- The government denies there are secret prisons and condemns the report
- Iraq has a secret prison where detainees are tortured, the group alleges
- Human Rights Watch also says security forces have killed peaceful protesters
- Women and journalists are not being protected, the group says
The human rights situation in Iraq is worse now than it was a year ago, the campaign group Human Rights Watch argues in a new report out Sunday, warning that people are being tortured with impunity in secret prisons.
The group says it uncovered a secret prison where detainees were beaten, hung upside down and given electric shocks to sensitive parts of their bodies. Human Rights Watch based its claims on the testimony of detainees themselves.
The Justice Ministry announced in March that it would close the facility, Camp Honor, but Human Rights Watch says it has "credible information that elite forces may still hold and interrogate detainees at Camp Honor."
The group says the forces who control the facility report to the military office of Prime Minister Nuri al-Maliki.

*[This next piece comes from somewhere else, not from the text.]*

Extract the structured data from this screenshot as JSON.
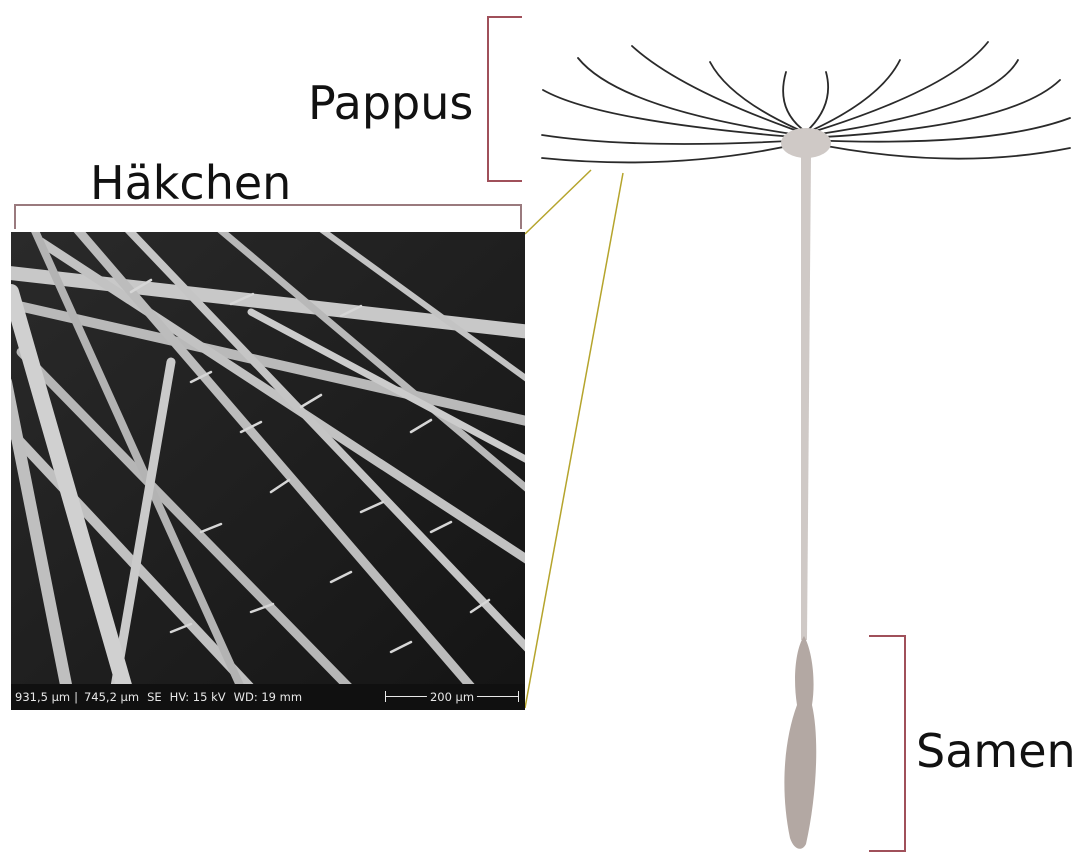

The government says it is still facing a major terrorist threat and that detentions take place in accordance with the judicial process.
Ali al-Mousawi, an advisor to al-Maliki, strongly condemned the report Sunday.
He denied that there are secret prisons in Iraq or that that Iraqi authorities have been torturing prisoners, but admitted there could be "individual cases committed by individual security forces" who, he said, would be "held accountable for their violations."
But Samer Muscati of Human Rights Watch is not convinced.
"It's not a one-off thing that is happening. ... This is unfortunately a routine process that is going on," he said of abuse of of prisoners.
"The security forces that have engaged in abuses need to be held to account," he said, insisting: "There needs to be a strong emphasis from the government that this will not be tolerated."
The group was also critical of the crackdown on peaceful protesters by security forces, saying both the federal government and regional authorities in Kurdistan "responded with violence" and "used legal means to curtail protests."
At least 10 protesters and bystanders have been killed in Kurdistan, and more than 250 injured, the group said.
Another dozen were killed by security forces elsewhere in the country during nationwide demonstrations in February, Human Rights Watch said.
Journalists in Iraq also suffered abuse and worse, with five journalists and one other media worker killed, the group said, citing the Committee to Protect Journalists.
And women and girls continued to be the victims of violence, both from extremists who target women involved in public life, and family members who commit "honor" crimes against them, Human Rights Watch said.
Al-Mousawi, the advisor to the prime minister, denied the government had cracked down on protesters, the freedom of expression or the media.
Amnesty International has also been critical of the Iraqi government, accusing it of failing to protect the media and civilians, carrying out executions and treating Iranian refugees in the country improperly.